Kortom, elke keer dat niet-moslims hun door de sharia aangewezen “inferieure” status durven te overschrijden, worden de islamitische übermenschen gewelddadig en woedend.
Vanaf hier kan men de ultieme klacht van moslims gaan begrijpen: Israël.
Want als “ongelovige” christelijke minderheden als inferieur worden beschouwd en worden aangevallen door beledigde moslims vanwege het uitoefenen van hun fundamentele mensenrechten, zoals vrijheid van aanbidding, hoe moeten moslims dan denken over joden – de afstammelingen van varkens en apen, aldus de koran – die macht en gezag uitoefenen over mede-moslims in wat wordt gezien als moslimland?
Hoe durven ze?!
Als de grieven tegen Israël echt over universele gerechtigheid en ontheemde Palestijnen zouden gaan, zouden moslims bedroefd zijn over het feit dat miljoenen christenen momenteel ontheemd zijn in naam van de jihad?
Onnodig te zeggen dat moslims dat niet [mogen] zijn.
Dat brengt ons terug bij Artans ‘grieven’. Denk aan zijn Facebook-klaagzang: “Ik ben het zat om te zien hoe mijn mede-moslimbroeders en -zusters ‘overal’ worden vermoord en gemarteld. Toen ik zag dat mijn medemoslims werden gemarteld, verkracht en vermoord in Birma, leidde dat tot een kookpunt. Ik kan het niet meer aan.”
Let op, hij was bedroefd omdat zijn “moslimbroeders en -zusters” worden misbruikt. Sleutelwoord: moslim . Hij gaf niet om universele gerechtigheid.
Anders zou hij zijn woede hebben geuit over de wrede vervolging die een kleine minderheid in zijn eigen thuisland Somalië ervaart. Daar wordt elke Somaliër die ontdekt wordt dat ze het christendom praktiseren, meedogenloos vervolgd en soms afgeslacht, vooral door de populaire islamitische organisatie Al-Shabaab – “The Youth”.
Somalische christenen delen hetzelfde uiterlijk, nationaliteit, etniciteit, taal en cultuur als Artan. Ze zijn het meest letterlijk, zijn echte ‘broeders’. Maar hun onrechtvaardige vervolging kon hem niets schelen; zijn sympathie behoorde in plaats daarvan toe aan een volk in het verre Birma dat niets anders met hem gemeen heeft dan moslim te zijn.
En wat de jonge Somaliër zo irriteerde was dat feit – dat “onmenselijke ongelovigen” het waagden om “superieure moslims” te mishandelen. Vandaar dat hij zijn Facebook-tirade afsloot met de volgende zin – vaak weggelaten door dezelfde media die zijn bericht citeerden als bewijs van “grieven”: “Bij Allah, ik ben bereid een miljard ongelovigen te doden als vergelding voor een enkele moslim.”

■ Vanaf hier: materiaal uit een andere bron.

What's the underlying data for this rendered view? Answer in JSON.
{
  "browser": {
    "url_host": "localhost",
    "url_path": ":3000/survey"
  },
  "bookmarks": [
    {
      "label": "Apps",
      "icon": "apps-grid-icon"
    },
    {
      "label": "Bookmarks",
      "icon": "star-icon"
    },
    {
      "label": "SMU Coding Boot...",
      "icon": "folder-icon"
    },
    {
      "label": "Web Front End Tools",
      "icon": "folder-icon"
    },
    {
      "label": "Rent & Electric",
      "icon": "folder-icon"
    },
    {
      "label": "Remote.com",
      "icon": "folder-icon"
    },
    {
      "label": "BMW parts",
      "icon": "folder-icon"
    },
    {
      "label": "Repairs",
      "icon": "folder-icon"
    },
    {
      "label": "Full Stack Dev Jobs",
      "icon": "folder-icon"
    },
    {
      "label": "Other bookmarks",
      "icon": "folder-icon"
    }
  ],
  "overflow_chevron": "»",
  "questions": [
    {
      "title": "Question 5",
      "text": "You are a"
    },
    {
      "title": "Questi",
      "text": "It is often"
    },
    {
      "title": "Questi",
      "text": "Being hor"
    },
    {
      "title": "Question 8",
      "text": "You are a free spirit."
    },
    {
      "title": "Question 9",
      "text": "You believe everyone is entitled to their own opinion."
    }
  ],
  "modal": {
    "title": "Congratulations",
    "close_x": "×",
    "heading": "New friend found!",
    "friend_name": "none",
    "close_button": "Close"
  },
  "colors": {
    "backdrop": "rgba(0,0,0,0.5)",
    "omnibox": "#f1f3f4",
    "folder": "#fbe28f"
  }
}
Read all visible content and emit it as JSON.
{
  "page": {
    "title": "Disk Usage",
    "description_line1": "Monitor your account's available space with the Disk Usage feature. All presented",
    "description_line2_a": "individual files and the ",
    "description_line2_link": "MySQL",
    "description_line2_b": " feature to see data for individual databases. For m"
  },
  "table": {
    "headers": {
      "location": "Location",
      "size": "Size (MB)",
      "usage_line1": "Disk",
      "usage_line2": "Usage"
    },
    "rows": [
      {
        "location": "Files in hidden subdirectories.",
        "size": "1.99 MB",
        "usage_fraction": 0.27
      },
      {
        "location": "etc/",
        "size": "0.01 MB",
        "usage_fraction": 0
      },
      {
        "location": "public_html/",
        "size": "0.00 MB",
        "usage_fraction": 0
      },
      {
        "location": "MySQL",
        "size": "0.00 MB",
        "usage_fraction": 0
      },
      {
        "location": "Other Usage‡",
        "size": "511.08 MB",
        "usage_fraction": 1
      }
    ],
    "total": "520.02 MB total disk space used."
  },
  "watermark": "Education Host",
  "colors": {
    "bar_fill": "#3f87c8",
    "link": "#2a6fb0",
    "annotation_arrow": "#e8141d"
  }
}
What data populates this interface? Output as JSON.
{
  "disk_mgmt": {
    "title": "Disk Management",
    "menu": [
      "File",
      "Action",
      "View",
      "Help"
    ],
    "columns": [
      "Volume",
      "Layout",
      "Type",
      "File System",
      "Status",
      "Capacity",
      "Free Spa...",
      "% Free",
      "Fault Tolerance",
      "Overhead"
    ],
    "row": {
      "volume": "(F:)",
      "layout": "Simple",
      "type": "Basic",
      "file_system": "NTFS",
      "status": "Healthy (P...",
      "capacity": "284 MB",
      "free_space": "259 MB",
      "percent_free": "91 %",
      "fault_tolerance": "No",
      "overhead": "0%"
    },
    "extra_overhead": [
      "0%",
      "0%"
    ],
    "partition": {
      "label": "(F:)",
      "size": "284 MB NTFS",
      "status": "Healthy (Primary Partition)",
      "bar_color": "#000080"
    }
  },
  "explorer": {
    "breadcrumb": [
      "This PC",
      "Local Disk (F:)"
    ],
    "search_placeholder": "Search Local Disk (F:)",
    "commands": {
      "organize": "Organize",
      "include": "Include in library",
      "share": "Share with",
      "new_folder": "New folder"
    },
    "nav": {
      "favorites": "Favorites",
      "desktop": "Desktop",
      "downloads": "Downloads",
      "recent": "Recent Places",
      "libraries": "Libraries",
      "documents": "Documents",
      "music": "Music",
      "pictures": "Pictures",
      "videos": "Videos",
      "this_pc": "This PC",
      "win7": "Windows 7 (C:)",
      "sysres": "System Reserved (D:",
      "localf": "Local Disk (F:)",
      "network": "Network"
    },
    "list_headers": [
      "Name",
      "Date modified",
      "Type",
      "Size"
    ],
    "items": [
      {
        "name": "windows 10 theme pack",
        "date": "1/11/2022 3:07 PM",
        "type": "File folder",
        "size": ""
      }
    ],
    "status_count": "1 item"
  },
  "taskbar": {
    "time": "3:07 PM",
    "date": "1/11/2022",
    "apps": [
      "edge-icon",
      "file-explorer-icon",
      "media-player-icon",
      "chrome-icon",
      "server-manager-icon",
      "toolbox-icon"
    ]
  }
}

Overigens, net als moslimminderheden in andere landen, hebben moslims in Birma hun boeddhistische gastheren lange tijd tegengewerkt – met aanvallen op ongelovige, moorden, verkrachtingen, tempelverbrandingen, enz. Hun huidige niet benijdenswaardige lot is grotendeels te wijten aan dit feit.

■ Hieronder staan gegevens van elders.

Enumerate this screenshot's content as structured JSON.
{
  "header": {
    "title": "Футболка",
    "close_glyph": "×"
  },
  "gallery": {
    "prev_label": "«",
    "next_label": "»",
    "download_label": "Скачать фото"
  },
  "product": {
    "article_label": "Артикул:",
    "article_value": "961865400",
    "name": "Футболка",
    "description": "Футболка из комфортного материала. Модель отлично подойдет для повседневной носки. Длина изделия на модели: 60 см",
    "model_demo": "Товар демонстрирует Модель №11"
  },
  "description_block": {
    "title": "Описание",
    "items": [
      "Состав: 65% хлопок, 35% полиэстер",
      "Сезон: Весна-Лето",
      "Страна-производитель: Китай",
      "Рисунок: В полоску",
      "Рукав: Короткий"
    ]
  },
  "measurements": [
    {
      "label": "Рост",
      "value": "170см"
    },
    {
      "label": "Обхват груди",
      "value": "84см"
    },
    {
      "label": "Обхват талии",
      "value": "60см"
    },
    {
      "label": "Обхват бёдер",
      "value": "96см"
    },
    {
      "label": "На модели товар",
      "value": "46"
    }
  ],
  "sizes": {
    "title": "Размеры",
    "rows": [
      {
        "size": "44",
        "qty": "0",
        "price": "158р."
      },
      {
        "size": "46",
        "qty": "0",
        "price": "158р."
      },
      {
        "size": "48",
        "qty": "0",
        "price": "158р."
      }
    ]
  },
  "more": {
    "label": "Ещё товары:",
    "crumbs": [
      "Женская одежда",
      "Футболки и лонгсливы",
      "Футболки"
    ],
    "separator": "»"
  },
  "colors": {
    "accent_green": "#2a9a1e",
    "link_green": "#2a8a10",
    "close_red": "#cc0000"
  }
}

In de woorden van Wirathu, de leidende anti-islamitische boeddhistische monnik in Birma: “Als we zwak zijn, zal ons land moslimland worden.” Het themalied van zijn partij spreekt over mensen die ‘in ons land wonen, ons water drinken en ons ondankbaar zijn’, een verwijzing naar moslims. En dat “we een hek zullen bouwen met onze botten als dat nodig is” om ze buiten te houden. Zijn pamfletten zeggen: “Myanmar [Birma] wordt momenteel geconfronteerd met een zeer gevaarlijk en angstaanjagend gif dat ernstig genoeg is om de hele beschaving uit te roeien.”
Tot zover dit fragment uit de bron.